【奈良旅1日目】吉野山の桜を求めて/七曲りの夜桜
奈良の吉野山に行こうと思い立った。思い立ったという言い方には語弊がある。いつか必ず行くと決めていた場所の一つが吉野山だった。
その動機は吉野山が、詩人・西行が愛した古くからの桜の名所であったことが挙げられる。
別冊太陽の西行特集号に吉野山の写真が多く載せられていた。一目千本満開の桜と、静けさを漂わせる神さびた雰囲気、そして西行の詩。いつかはと思う間に数年が過ぎて、これは「まとまった時間が取れたら…」などと待ち続けてはいけないと思い、旅の時間を捻出したわけだ。
出発前に吉野山の桜の様子を調べたところ、大部分は見頃を過ぎて散り始めているという情報を得た。翌日にもなれば半分くらいは葉桜になるかもしれないとのこと。完全に誤算だった。
仕方のないことだが、想像以上に残念な気持ちになっている自分がいた。見頃を逃した事実をポジティブにこじつけようと考えるがどうにもうまくいかない。「桜の神様が西行庵のある奥千本の満開を見せようとしてくれてる」。苦しいがそれでいくことにした。
退屈な高速道路を降りて奈良へと入ると、山間の静かな農村風景が続く。地形に沿った形の田んぼや、段々の畑は、田舎の原風景を見ているようで心が和む。月並みだが、昔話に出てきそうな家がたくさんあることに驚いた。
吉野山が近づくにつれて車が増えてくる。

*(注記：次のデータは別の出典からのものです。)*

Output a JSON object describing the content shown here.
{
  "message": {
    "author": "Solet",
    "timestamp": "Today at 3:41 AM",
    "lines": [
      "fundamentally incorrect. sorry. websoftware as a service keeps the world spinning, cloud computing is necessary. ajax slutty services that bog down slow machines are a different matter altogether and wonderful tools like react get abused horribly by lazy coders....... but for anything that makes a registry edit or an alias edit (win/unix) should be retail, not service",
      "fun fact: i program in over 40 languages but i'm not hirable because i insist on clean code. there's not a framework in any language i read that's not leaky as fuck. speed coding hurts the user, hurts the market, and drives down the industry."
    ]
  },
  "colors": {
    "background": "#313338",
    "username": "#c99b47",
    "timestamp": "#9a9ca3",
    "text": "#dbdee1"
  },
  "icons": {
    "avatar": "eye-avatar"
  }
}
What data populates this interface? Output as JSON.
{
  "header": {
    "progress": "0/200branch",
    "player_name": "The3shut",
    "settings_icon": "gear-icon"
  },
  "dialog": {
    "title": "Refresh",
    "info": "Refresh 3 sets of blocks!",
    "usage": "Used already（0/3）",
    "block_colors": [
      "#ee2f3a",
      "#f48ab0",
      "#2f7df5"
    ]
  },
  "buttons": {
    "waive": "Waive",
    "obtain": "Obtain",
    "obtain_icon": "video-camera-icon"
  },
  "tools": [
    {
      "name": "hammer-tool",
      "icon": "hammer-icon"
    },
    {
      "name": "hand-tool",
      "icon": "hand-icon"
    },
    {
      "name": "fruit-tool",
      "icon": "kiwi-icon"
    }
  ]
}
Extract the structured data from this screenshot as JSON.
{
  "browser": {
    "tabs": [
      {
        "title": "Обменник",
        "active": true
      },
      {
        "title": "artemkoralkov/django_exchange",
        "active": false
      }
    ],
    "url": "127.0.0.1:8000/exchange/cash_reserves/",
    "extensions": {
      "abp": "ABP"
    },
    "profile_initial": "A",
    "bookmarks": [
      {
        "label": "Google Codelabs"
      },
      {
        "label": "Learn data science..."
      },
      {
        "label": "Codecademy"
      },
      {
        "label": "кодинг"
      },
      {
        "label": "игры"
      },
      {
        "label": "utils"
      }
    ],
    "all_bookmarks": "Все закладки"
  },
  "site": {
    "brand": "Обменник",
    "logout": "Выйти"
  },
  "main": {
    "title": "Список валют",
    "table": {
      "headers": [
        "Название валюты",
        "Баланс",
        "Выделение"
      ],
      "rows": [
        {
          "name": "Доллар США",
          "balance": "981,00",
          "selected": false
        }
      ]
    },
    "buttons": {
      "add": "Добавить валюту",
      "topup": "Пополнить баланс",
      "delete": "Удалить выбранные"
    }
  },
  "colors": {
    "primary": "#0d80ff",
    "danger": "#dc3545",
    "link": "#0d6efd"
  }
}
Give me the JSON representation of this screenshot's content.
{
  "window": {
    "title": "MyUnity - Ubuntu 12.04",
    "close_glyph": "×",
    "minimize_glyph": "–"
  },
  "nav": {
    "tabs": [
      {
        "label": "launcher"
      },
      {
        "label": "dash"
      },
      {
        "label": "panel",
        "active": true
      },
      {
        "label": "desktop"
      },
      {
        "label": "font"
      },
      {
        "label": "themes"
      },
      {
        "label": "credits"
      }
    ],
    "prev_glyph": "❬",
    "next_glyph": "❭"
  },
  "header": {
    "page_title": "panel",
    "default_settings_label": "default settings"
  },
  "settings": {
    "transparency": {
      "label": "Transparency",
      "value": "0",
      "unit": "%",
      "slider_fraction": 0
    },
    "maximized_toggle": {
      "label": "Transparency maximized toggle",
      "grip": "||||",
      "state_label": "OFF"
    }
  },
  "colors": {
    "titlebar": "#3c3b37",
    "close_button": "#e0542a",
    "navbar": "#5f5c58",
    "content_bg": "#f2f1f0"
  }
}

バイクも多い。自分も含め県外ナンバーが中心といってよさそうだ。吉野山の駐車場は混雑すると聞いたので、二駅隣のコインパーキングに止めて電車で向かうことにした。日はすっかり暮れていた。
吉野駅を出ると屋台と土産物屋さんが並び、大勢の花見客で賑わっていた。半分くらいは海外の人で、聞き慣れぬ言語が飛び交って異国にいるような気分になった。営業を終えたロープウェイを横目に七曲りを登っていく。七曲りの桜はライトアップされていたが、桜が咲いているのか、葉っぱなのかよくわからない。近づいてみると半分くらいは葉桜になっているのもあり、やはり調べた通りの状況であることがわかった。
明るい時間帯に見てどんな具合か。こればかりは祈るしかない。帰りは吉野神宮駅で降りてすぐのところにあるお店で中華を食べた。歩いてコインパーキングに戻り車の中で眠った。